Question from Alabama, USA:

Our insurance company is not covering the Real-Time continuous glucose monitor that has been prescribed for my child. I was planning on writing a letter of appeal to the insurance company to accompany the endocrinologist's letter. Do you have any suggestions as to what to do or what to include in the letter?


I recommend that you contact the manufacturer of this equipment and ask them to provide you with any research or data published in a peer reviewed article as evidence of the benefit your child would receive from treatment using this device.
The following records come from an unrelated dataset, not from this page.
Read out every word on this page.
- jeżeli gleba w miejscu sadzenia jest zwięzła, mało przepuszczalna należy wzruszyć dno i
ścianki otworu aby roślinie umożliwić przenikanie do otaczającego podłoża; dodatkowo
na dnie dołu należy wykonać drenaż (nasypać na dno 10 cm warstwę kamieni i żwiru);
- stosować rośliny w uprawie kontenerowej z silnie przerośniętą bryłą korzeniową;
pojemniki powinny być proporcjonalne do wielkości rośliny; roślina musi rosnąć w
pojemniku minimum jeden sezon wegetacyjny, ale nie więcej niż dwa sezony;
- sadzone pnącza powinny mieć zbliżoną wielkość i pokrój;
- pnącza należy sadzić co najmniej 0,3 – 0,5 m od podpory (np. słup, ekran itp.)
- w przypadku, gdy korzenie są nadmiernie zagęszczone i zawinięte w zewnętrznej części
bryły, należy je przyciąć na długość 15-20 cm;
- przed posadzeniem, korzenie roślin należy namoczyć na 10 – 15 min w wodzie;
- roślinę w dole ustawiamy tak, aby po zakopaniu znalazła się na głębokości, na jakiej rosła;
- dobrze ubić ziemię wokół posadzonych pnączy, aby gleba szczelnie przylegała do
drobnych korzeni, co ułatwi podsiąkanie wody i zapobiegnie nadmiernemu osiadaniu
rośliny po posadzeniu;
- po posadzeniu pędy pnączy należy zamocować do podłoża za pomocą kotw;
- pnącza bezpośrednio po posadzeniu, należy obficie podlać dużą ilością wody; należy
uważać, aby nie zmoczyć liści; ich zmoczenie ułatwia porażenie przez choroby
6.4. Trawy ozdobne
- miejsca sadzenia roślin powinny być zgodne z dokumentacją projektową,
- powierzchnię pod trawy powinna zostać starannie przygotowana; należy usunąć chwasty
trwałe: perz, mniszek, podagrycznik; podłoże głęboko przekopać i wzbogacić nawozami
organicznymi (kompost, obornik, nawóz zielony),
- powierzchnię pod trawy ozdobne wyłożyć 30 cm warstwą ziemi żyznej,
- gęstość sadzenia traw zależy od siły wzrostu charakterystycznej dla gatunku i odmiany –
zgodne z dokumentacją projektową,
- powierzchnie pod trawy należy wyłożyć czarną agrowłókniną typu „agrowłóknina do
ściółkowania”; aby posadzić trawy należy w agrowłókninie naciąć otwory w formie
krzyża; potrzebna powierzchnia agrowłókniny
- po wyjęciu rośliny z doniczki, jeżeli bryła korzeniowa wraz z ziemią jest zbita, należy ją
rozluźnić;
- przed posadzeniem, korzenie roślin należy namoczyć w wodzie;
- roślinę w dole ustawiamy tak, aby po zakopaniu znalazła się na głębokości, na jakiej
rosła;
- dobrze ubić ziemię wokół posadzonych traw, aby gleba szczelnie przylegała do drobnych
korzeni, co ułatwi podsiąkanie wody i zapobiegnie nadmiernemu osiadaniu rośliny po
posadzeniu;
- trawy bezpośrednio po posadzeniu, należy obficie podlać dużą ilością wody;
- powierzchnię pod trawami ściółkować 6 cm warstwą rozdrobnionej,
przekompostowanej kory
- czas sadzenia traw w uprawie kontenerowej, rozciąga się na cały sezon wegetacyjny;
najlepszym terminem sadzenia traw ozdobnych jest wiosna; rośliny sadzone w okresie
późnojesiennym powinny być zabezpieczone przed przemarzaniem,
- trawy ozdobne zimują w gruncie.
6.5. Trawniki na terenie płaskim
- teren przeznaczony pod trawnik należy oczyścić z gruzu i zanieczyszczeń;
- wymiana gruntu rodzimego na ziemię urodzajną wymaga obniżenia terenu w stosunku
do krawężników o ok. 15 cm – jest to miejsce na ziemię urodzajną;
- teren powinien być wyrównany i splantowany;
Many health plans justify their coverage decisions on the lack of medical evidence or research to support a claim that one device or therapy would benefit over another. I recommend that you survey the medical literature for such evidence of the efficacy of this treatment.

Many health plans have established arrangements with preferred pharmaceutical and DME manufacturers; these are called exclusive formularies. Generally, insureds are required to pay higher co-pays or cover the cost of items and medicines/strips not on the plan’s formulary. As you are finding, your health plan contract probably provides for higher co-payments or coinsurance requirements for drugs and items not on their formulary.

You are entitled to file a written appeal to the decision of the plan concerning the use of a particular device. This appeal should contain documentation from your physician of the medical necessity of the use of that equipment. You must follow the timelines and requirements established by the plan to proceed with your appeal.

Please note: I am not a medical professional and am in no way endorsing the relative clinical advantage of one medical device or treatment modality compared to another.